Hanya Asisten Guru dan Dhamma Worker (DW) yang diperkenankan berkomunikasi dengan meditator yang bertanya ini dan itu, atau meminta ini dan itu. Karena memahami makna dhamma dan parami, Asisten Guru dan DW dengan sangat sabar melayani semua meditator dan memastikan semua nyaman dengan situasi dan kondisi di tempat meditasi.
Metta Bhavana
Tantangan berakhir ketika pada hari ke sepuluh, para siswa belajar teknik terakhir yakni Metta Bhavana, yang merupakan cara untuk merasakan getaran vibrasi cinta kasih tanpa pamrih dalam tubuh dan kemudian memancarkannya keluar melalui vibrasi-vibrasi dari tubuh.
Sebagaimana arahan sang Guru, teknik ini mengajarkan para siswa untuk merasakan vibrasi cinta kasih jika kita sedang dalam keadaan tenang dan seimbang. Teknik ini dapat diteruskan untuk penerapan setiap kali setelah selesai meditasi Vipassana di rumah masing-masing.

Congratulation!
Setelah sesi teknik Metta Bhavana ini, seluruh siswa boleh berbicara kembali dengan sesama praktisi meditator. Saat itulah suasana pecah.
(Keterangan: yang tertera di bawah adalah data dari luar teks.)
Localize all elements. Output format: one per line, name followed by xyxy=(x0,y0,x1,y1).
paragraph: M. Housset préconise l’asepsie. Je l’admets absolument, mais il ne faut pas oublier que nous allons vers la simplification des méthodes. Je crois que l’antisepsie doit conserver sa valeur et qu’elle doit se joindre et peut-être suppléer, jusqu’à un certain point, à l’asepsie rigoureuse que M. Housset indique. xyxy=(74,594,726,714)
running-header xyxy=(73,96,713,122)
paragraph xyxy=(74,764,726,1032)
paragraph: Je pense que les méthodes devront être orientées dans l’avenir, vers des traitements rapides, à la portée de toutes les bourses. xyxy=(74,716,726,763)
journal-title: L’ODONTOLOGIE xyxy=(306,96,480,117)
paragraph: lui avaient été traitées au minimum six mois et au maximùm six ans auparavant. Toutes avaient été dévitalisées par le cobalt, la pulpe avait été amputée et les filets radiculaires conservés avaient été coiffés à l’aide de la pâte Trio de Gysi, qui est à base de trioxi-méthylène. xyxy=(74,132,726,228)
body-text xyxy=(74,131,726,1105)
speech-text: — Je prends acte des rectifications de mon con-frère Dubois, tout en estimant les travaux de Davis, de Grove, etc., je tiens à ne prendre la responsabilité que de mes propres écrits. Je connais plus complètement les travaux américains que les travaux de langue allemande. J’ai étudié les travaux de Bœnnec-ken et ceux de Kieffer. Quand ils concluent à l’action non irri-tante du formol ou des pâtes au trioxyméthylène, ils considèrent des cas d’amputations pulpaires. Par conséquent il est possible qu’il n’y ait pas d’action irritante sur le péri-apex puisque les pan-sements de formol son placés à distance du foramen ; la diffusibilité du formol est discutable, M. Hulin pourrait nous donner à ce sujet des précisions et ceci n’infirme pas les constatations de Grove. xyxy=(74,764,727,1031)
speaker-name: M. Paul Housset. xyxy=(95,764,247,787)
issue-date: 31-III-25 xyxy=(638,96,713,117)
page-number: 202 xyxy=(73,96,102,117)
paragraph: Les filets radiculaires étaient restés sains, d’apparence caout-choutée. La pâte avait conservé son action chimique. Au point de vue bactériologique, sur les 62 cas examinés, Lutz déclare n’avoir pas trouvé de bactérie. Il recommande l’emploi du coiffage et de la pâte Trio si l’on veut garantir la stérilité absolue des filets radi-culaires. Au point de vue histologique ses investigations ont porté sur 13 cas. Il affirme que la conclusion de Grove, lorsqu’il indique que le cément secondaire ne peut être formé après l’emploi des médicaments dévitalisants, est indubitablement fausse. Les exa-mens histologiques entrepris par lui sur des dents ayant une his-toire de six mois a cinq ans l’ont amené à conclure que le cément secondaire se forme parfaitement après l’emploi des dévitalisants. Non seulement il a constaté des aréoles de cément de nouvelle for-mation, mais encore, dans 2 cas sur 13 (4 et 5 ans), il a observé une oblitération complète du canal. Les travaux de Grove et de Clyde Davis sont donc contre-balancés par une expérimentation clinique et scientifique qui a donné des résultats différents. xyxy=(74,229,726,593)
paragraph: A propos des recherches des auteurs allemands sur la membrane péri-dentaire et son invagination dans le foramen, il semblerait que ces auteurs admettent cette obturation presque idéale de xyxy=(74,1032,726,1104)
Semua peserta yang berhasil melampaui tantangan 10 hari terlihat tersenyum dengan wajah yang berbinar-binar ceria dan berceloteh tentang pengalaman masing-masing dalam menghadapi tentangan selama bermeditasi. Pondasi dari latihan ini adalah sīla (moralitas) sebagai suatu dasar bagi pengembangan samādhi (konsentrasi pikiran) dan pemurnian pikiran dicapai melalui paññā (kebijaksanaan).
Dibutuhkan modal tekad yang kuat, ketabahan, kesabaran, dan tidak mengharapkan apa-apa dari Vipassana ini. Karena saat bermeditasi, masing-masing siswa mengurusi hanya diri sendiri dan pikiran sendiri. Jadi apabila pikiran berkelana kemana-mana, hanya kita sendiri yang harus mampu menguasainya.(Red/CBN)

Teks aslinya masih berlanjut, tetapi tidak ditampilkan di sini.